The Election Commission’s unfair, undemocratic and unconstitutional redelineation of the constituencies have also made the people of Penang realise that the gerrymandering of the constituencies and denial of their democratic rights would have been even more serious and irreparable if the Election Commission and its political masters have another three additional seats to play with, without having to adhere to fair and democratic principles of constituency redelineation.
This is why the DAP had proposed a referendum or a public debate to ascertain the wishes of the people of Penang with regard to increase of parliamentary and state assembly seats in the state, as well as the principles of their redelineation, if the Penang State Government maintained that it had the people’s support on this issue.
But the Penang Chief Minister is so afraid of these political developments, that he dare not even follow the example of the Deputy Prime Minister and UMNO Deputy President, Ghafar Baba, who challenged PBS Sabah State Government to a public debate on the 20 – Point Agreement.
DAP has decided to challenge the legality and constitutionality of the Election Commission review of the redelineation of the constituencies in court
On Monday, Dr.

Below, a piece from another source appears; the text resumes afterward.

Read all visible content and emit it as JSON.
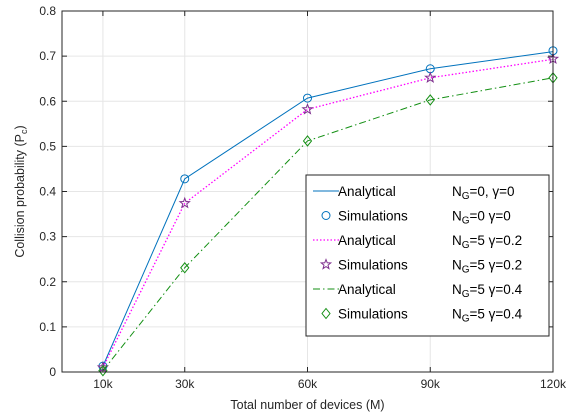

Koh Tsu Koon said the DAP could take the Election Commission to court if we are not satisfied with its review and recommendations.
I had in fact announced on November 26, the day the Election Commission made public its recommendations, that the DAP would consider challenging the legality and constitutionality of the Election Commission review of the electoral constituencies.
I can announce here that the DAP has decided to challenge the legality and constitutionality of the Election Commission review of the redelineation of the electoral constituencies – in particular in its scandalous completion of the review of 165 Parliamentary and 452 State Assembly constituencies in the whole country except Sarawak – in a matter of 24 hours!
The DAP will adopt two measures to oppose the unfair, undemocratic and unconstitutional redelineation of the electoral constituencies by the Election Commission: firstly to challenge its legality and constitutionality in the courts and secondly, to organise the people to exercise their constitutional right of objection and to demand public inquiry into the proposed new redelineations.
The question before the State Assembly, however, is what is the State Government doing about the unfair, undemocratic, unconstitutional redelineation by the Election Commission.
The State Government will be abdicating from its responsibility if it just make a weak and spineless representation to the Election Commission and dare not take a strong stand against the unfair, undemocratic and unconstitutional review by the Election Commission, which violate one of the cardinal tenets of Vision 2020 as a fully developed nation.
I therefore invite the Penang State Government to join the DAP in making the legal and constitutional challenge to the Election Commission’s constituency redelineation review in the courts, or alternatively, it should make the legal challenge on its own.
I hope Dr. Koh Tsu Koon will be able to state whether the State Government would consider taking the Election Commission to court itself, to give reasons why not.